Denn nach einigen Rekordjahren Mitte der 90er, in denen mehrere Dutzend neue Spielfilme aus dem Disney-Hause ins Kino gelangten, sah man ein, dass mehr Filme nicht zwangsweise auch mehr Einnahmen bedeuteten.
Nun mag man denken, dass man neben den populären Spielfilmen aus den 90ern demnach wohl kaum mit erwähnenswerten Produktionen rechnen müsste. Doch weit gefehlt. Es wimmelt geradezu vor unentdeckten Filmen, die man gesehen haben sollte.
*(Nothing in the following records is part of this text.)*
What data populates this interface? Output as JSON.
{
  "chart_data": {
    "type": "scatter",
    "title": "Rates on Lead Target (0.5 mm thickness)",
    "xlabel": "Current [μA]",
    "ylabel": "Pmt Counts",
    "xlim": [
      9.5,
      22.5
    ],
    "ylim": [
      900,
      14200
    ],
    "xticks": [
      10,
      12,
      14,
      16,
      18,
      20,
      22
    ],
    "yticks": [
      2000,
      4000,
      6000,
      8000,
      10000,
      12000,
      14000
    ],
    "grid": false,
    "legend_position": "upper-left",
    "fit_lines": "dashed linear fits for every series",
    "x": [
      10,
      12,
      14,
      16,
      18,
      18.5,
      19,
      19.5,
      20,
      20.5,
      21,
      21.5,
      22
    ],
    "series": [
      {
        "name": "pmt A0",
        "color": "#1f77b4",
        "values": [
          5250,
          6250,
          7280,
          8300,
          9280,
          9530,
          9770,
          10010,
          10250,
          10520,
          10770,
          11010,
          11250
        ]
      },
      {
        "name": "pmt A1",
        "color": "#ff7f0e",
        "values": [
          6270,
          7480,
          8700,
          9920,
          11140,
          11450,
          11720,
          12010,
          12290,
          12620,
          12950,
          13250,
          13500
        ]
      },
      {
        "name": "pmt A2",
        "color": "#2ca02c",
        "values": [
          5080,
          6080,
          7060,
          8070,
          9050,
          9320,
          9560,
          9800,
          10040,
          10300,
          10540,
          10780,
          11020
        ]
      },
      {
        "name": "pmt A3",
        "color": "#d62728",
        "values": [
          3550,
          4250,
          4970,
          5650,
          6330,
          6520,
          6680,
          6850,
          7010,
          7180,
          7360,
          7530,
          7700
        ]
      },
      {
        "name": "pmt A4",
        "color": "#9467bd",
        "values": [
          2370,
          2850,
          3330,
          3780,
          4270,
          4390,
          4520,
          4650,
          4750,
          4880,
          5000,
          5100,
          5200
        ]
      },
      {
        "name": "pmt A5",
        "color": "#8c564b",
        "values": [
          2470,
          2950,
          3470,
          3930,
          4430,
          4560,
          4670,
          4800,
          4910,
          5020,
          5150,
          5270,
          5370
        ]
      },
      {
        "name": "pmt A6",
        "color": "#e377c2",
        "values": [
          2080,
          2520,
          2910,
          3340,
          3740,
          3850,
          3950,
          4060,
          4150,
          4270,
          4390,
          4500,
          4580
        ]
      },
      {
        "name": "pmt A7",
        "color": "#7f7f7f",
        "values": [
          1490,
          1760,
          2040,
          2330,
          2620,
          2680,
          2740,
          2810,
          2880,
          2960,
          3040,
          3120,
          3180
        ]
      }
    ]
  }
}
Einer dieser völlig vergessener Filme ist Mr. Bill, eine nachdenkliche, intelligente Komödie mit Danny DeVito in der Hauptrolle. Er spielt einen ehemals erfolgreichen Werbefachmann, der seinen Job verliert und vom Arbeitsamt einen Aushilfsjob als Lehrer in der Army zugeteilt bekommt. Dort soll er den dümmsten Rekruten das Denken beibringen. Jeder der acht Schützlinge (u.a. Marc Wahlberg in seinem Kinodebüt) hat seine eigenen Schicksalsschläge hinter sich und vergräbt sich in einfachsten Denkmustern. Doch ihr neuer Lehrer Bill Rago entstaubt ihre grauen Zellen. Auch wenn die strengen Regeln innerhalb der Army seinen Job nicht gerade erleichtern.
Wenn man die Handlung von Mr. Bill zusammenfasst, scheint es so, als würde der FIlm nur so von Klischees wimmeln und nichts anderes als eine unoriginelle weitere Fassung des altbekannten "Unkonventioneller Lehrer hilft sozial und geistig Minderbemittelten"-Musters abliefern.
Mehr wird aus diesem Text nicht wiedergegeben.